The external cerebral veins drain the surface (cortex) of the hemisphere and are divided into three groups: (a) superior, (b) middle, and (c) inferior. Superior cerebral veins are about 8 to 12 in number and drain the upper parts of the superolateral and medial surfaces of the cerebral hemisphere. They ascend upwards, pierce the arachnoid mater and traverse the subdural space to enter the superior sagittal sinus. The anterior veins open at right angle while the posterior open obliquely against the flow of blood stream in the superior sagittal sinus (embryologically it is due to backward growth of the rapidly increasing cerebrum), thereby preventing their collapse by increased CSF pressure.

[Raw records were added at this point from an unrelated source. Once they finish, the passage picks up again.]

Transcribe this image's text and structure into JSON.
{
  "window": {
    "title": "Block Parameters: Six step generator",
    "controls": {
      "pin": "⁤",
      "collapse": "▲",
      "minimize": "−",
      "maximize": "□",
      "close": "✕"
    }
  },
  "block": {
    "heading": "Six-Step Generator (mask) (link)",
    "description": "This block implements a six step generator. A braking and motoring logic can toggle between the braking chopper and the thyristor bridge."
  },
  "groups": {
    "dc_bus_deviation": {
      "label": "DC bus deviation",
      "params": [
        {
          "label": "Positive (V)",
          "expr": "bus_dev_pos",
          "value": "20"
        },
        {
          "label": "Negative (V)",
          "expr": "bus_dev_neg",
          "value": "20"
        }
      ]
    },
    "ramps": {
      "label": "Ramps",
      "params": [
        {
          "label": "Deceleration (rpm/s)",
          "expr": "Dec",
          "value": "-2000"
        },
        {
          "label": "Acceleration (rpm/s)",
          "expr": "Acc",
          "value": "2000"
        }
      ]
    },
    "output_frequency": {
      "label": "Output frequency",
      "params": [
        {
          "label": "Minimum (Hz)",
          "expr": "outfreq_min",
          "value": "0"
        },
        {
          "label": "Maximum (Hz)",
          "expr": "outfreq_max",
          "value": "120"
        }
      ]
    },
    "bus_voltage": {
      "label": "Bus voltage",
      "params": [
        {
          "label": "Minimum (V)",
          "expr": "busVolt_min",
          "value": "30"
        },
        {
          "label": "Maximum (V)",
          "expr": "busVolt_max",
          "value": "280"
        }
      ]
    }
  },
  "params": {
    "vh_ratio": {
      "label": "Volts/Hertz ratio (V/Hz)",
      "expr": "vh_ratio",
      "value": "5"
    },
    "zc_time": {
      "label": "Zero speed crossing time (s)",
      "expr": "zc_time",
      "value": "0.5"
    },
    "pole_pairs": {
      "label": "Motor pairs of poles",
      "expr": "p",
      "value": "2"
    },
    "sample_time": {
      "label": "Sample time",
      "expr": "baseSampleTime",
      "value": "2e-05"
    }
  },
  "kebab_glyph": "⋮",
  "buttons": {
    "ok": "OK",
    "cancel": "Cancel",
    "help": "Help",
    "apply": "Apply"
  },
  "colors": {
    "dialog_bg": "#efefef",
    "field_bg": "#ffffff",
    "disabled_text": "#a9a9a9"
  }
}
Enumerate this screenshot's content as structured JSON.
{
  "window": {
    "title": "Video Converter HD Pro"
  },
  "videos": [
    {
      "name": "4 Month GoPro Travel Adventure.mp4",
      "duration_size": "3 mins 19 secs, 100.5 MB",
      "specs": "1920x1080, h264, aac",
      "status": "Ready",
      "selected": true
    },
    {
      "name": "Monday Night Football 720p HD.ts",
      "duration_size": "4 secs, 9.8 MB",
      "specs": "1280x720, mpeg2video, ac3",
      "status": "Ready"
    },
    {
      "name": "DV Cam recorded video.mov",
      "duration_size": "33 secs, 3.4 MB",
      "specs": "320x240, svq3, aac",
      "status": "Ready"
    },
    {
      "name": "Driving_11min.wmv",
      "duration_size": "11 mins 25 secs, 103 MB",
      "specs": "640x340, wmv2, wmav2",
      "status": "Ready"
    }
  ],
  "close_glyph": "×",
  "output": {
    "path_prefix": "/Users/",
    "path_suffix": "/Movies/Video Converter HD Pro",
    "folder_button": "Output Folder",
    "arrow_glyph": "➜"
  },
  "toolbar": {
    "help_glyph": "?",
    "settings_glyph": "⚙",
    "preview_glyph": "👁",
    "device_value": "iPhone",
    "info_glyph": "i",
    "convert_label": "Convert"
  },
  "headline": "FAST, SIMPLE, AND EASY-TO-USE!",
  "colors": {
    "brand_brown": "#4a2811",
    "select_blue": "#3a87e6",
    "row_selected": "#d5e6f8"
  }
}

Middle cerebral veins are four in number, two on each side: (a) superficial middle cerebral vein, and (b) deep middle cerebral vein. The superficial middle cerebral vein lies superficially in the lateral sulcus. Anteriorly it runs forwards to drain into the cavernous sinus while posteriorly it communicates with the superior sagittal sinus via superior anastomotic vein (of Trolard) and with the transverse sinus via inferior anastomotic vein (of Labbe). The deep middle cerebral vein lies deep in the lateral sulcus on the insula along with middle cerebral artery. It runs downwards and forwards and joins the anterior cerebral vein to form the basal vein. Inferior cerebral veins are many in number but smaller in size. They drain the inferior surface and lower parts of medial and superolateral surfaces of the cerebral hemisphere into nearby intracranial dural venous sinuses, viz. transverse sinus, etc. Anterior Cerebral Vein accompanies the anterior cerebral artery around the corpus callosum and drains the parts of medial surface which cannot be drained into the superior and inferior sagittal sinuses.